The first mention of Glaskogen occurred in a publication in 1610 and it is mentioned in a lot of publications after that. Up until the 1940s, there was traces of the Finnish influence in the dialect used by people around the area of Glaskogen. Especially the Swedish consonants b, p, d, t, g and k. Today it's hard to spot, it seems that the influence has been neutralised by generations of assimilation into the Swedish society.

== Industrialisation ==
Since Glaskogen is so rich in nature resources it became industrialized in the beginning of the 1800s. At this time, Glaskogen was an important source of timber and fuel. Thanks to the many lakes, it was easy to transport the wood by boat.

Glava Glassworks is situated in Glaskogen. The workshop was founded in 1859 near lake Stora Gla by two brothers named Anders and Petter Olsson. Anders and Petter owned large forest properties which helped them to provide fuel for the manufacturing process in the glassworks. The workshop was known for its blown glass, especially windows. In 1911, it stood for an estimated 38% of Sweden's production of windows. Since March 1939 the glassworks has been closed.
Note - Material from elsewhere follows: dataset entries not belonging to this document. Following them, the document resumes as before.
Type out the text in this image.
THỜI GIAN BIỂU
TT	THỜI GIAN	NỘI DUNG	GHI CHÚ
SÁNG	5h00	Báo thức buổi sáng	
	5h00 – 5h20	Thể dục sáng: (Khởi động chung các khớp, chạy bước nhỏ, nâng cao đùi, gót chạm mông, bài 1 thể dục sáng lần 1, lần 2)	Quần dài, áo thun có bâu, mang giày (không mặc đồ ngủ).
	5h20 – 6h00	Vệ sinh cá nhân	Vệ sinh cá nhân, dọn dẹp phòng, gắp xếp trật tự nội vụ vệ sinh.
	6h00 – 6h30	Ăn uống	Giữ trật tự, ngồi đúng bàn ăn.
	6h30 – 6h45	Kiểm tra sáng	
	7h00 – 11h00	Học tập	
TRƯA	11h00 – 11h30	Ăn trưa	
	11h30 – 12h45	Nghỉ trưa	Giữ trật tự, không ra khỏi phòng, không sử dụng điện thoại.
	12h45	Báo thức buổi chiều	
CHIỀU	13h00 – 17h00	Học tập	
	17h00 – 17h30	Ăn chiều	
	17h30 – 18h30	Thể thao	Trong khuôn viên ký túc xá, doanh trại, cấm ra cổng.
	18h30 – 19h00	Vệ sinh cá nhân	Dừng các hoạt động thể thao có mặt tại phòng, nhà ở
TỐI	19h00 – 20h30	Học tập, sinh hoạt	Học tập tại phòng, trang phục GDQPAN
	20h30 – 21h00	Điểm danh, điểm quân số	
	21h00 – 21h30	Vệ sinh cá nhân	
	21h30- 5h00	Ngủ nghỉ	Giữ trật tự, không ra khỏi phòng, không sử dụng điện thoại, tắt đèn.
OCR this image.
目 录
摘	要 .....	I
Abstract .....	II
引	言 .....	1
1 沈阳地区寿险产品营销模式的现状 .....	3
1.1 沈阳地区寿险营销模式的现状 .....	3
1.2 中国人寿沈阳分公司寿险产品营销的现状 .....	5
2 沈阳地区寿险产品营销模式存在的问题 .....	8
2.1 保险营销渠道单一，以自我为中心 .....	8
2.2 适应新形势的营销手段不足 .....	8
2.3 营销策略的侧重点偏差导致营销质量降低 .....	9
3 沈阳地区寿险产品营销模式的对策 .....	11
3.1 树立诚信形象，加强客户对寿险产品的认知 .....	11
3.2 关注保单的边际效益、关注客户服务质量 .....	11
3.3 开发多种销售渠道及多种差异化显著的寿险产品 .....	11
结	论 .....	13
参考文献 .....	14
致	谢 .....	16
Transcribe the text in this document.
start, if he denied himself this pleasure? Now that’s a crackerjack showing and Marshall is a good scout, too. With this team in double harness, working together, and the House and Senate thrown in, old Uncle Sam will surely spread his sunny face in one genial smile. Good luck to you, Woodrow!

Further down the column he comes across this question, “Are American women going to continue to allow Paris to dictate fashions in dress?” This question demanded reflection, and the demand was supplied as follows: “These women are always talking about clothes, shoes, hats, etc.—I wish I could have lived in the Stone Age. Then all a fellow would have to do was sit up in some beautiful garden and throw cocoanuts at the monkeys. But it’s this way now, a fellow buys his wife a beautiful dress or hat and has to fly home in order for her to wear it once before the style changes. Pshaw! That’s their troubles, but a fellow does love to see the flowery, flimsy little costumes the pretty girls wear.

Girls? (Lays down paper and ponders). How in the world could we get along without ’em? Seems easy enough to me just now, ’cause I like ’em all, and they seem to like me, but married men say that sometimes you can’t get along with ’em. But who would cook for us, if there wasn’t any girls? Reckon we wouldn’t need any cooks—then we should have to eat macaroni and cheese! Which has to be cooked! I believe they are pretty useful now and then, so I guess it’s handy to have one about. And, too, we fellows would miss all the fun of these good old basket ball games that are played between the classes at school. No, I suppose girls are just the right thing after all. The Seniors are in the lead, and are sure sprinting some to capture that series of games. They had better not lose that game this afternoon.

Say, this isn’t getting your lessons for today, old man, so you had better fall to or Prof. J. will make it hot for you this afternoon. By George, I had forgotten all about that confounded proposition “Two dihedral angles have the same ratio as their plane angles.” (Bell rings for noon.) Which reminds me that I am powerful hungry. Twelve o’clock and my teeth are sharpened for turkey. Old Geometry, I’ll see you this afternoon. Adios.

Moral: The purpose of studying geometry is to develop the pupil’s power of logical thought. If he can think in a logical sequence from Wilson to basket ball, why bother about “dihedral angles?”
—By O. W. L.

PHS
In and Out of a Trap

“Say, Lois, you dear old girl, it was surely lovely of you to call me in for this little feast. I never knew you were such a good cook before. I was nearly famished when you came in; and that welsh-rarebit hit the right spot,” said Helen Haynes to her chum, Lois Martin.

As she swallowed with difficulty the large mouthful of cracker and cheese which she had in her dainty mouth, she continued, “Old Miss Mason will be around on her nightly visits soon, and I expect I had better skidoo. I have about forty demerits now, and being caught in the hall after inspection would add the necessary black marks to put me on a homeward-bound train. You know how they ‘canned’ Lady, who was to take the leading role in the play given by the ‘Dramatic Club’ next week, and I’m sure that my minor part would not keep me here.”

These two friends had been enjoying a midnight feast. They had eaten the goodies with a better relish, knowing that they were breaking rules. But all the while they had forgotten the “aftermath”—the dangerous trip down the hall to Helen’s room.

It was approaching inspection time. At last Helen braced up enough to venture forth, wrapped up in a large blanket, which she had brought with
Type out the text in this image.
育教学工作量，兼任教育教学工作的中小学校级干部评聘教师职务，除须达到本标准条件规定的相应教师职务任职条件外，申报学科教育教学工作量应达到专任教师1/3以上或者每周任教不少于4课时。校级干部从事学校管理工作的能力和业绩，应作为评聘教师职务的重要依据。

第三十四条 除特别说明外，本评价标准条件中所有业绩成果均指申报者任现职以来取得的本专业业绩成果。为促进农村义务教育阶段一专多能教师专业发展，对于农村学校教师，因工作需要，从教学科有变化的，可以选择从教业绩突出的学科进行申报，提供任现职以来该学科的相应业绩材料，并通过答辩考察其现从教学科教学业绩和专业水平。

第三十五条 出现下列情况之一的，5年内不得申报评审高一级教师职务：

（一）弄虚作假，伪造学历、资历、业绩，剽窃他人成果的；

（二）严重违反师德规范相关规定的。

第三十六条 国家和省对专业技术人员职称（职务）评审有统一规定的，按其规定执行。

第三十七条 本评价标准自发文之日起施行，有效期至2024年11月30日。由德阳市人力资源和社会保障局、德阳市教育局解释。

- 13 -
A lot of the buildings were demolished while, as of 2019, some are used as glass museums, hostels and housings.

== Supernatural beings ==
During the 1800s people were more superstitious than today. This was perhaps the case in Glaskogen, which resulted in a lot of paranormal legends of strange creatures who were lurking in the woods.

=== Hobergsgubben ===
According to legend, there was a friendly giant, not to be confused with Hoburgsgubben rauk on the Swedish island of Gotland. There's a tale where a man who sent his farmhand to the giant to invite him to an infant baptism. The Giant declines the invitation but wishes to donate to the childs baptism. The giant brings a huge chest full of goldpennies of which he proceeds to ladle pennies into a sack for the farmhand to bring back to the baptised child.